Mann was elected to the Massachusetts House of Representatives from 1827 to 1833 and to the Massachusetts Senate from 1833 to 1837, for the last two years as Senate President. During this period, Mann was instrumental in the enactment of laws prohibiting the sale of alcohol, establishing state mental institutions, and in 1835, he cast his vote in favor of creating the nation's first state education board.
It was not until he became secretary of the newly created board of education of Massachusetts (1837) that he began the work which was soon to place him in the foremost rank of American educationists. He held this position and worked with a remarkable intensity, holding teachers' conventions, delivering lectures and addresses, and carrying on an extensive correspondence. He introduced several important reforms and planned and inaugurated the Massachusetts normal school system in Lexington and Bridgewater. Mann founded and edited The Common School Journal and prepared a series of annual reports, which had a wide circulation and are still considered as being among the best expositions. Most importantly, he worked effectively for more and better equipped school houses, more required years in school (until 16 years old), higher pay for teachers, and a wider curriculum. Also, he wanted immigrants to the U.S. to be "Americanized."

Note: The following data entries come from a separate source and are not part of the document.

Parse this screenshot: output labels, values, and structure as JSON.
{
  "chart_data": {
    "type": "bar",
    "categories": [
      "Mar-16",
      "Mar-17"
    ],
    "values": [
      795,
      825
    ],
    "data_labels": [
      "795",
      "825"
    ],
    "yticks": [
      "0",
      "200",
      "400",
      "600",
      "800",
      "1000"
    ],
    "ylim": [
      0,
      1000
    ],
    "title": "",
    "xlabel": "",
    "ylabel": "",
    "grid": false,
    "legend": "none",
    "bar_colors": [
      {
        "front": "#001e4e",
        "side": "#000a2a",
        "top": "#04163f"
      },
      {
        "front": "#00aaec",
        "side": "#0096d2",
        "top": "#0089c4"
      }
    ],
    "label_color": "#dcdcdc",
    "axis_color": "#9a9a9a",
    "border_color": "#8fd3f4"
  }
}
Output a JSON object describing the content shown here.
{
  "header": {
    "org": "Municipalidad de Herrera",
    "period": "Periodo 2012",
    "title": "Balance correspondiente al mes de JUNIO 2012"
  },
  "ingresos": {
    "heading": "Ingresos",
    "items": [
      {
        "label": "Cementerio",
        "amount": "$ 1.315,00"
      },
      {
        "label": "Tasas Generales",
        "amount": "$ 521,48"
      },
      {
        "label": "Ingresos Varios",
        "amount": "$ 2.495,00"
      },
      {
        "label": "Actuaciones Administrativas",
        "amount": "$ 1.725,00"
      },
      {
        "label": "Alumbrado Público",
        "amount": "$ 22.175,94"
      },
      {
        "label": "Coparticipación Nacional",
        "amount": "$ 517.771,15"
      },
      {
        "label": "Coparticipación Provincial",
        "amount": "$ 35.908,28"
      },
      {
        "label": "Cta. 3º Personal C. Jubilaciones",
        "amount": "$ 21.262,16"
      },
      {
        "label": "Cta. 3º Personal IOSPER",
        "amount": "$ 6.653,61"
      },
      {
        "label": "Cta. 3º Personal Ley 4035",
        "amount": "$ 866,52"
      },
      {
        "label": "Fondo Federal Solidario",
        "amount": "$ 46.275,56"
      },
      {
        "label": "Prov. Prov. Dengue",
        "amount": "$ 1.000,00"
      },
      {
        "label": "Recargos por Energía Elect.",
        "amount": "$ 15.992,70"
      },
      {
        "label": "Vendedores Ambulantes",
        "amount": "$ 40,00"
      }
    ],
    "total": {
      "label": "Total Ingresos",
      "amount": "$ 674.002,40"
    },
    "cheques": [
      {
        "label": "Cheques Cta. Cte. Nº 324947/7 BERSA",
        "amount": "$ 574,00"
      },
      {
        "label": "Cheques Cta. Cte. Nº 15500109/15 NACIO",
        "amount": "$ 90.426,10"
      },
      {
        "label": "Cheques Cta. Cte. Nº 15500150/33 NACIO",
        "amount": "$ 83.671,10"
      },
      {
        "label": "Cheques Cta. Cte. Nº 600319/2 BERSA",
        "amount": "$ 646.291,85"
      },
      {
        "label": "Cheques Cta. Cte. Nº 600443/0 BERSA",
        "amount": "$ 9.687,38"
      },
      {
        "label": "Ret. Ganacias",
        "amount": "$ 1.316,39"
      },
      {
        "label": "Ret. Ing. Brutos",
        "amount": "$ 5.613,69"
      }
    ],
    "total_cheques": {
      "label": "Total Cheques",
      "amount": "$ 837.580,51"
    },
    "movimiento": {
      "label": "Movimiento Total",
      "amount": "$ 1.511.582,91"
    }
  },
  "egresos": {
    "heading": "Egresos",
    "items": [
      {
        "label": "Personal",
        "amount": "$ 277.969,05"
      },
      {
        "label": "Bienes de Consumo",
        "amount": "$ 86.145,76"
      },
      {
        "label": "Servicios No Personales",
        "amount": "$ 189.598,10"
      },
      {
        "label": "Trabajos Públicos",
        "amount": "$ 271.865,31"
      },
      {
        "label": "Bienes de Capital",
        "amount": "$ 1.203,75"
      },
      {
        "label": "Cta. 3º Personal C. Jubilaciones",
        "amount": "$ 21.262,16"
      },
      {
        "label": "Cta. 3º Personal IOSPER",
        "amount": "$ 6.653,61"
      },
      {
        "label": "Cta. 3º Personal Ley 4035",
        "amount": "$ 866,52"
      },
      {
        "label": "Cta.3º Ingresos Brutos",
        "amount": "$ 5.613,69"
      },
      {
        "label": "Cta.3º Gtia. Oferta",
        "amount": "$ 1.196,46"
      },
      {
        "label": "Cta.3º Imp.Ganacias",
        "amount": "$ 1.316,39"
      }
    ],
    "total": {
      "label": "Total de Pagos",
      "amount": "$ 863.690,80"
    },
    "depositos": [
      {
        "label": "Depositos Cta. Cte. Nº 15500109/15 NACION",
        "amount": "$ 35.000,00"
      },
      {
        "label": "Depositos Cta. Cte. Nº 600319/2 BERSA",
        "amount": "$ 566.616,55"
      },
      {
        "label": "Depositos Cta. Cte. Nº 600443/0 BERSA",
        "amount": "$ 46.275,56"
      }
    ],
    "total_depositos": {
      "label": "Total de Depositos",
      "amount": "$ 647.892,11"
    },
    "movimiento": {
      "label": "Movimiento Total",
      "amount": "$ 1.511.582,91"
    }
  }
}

The practical result of Mann's work was a revolution in the approach used in the common school system of Massachusetts, which in turn influenced the direction of other states. In carrying out his work, Mann met with bitter opposition by some Boston schoolmasters who strongly disapproved of his pedagogy and innovations, and by various religious sectarians, who contended against the exclusion of all sectarian instruction from the schools. He is often considered "the father of education."
From Report No. 12 of the Massachusetts School Board (1848):
Hence it is, that the establishment of a republican government, without well-appointed and efficient means for the universal education of the people, is the most rash and fool-hardy experiment ever tried by man. Such a Republic may grow in numbers and in wealth. As an avaricious man adds acres to his lands, so its rapacious government may increase its own darkness by annexing provinces and states to its ignorant domain. Its armies may be invincible, and its fleets may strike terror into nations on the opposite sides of the globe, at the same hour. Vast in its extent, and enriched with all the prodigality of nature, it may possess every capacity and opportunity of being great, and of doing good. But if such a Republic be devoid of intelligence Such a Republic, with all its noble capacities for beneficence, will rush with the speed of a whirlwind to an ignominious end; and all good men of after-times would be fain to weep over its downfall, did not their scorn and contempt at its folly and its wickedness, repress all sorrow for its fate. . . .
From 1853 until his death in 1859, he was president of the newly established Antioch College at Yellow Springs, Ohio, where he taught political economy, intellectual and moral philosophy, and natural theology. The college received insufficient financial support once he took the post and suffered from the attacks of religious sectaries—he himself was charged with insincerity because, previously a Calvinist by upbringing, he joined the Unitarian Church. The college was founded by the Christian Connexion, who later withdrew their funding, but Mann had earned the love of his students and by his many addresses exerted a beneficial influence upon education in the Midwest. The change from Calvinism to Unitarianism followed the death of his wife, when a God who punished people and predestined all acts no longer appealed to him. The Unitarian emphasis on the "kindness and ethical integrity of God" did.
He had married Charlotte, daughter of Asa Messer, Unitarian president of Brown University, in 1830. He remarried in 1843. His second wife, Mary Peabody, was also a Unitarian. Mann also helped to establish a Unitarian Church at West Newton, Massachusetts.
He is buried in the North Burial Ground in Providence, Rhode Island.
Many cities and towns in Massachusetts have a school named after Mann. An elementary school in northwest Washington, D.C. is named after him. It stands near American University. The Horace Mann School for the Deaf and Hard of Hearing in Boston, Massachusetts is also named after him.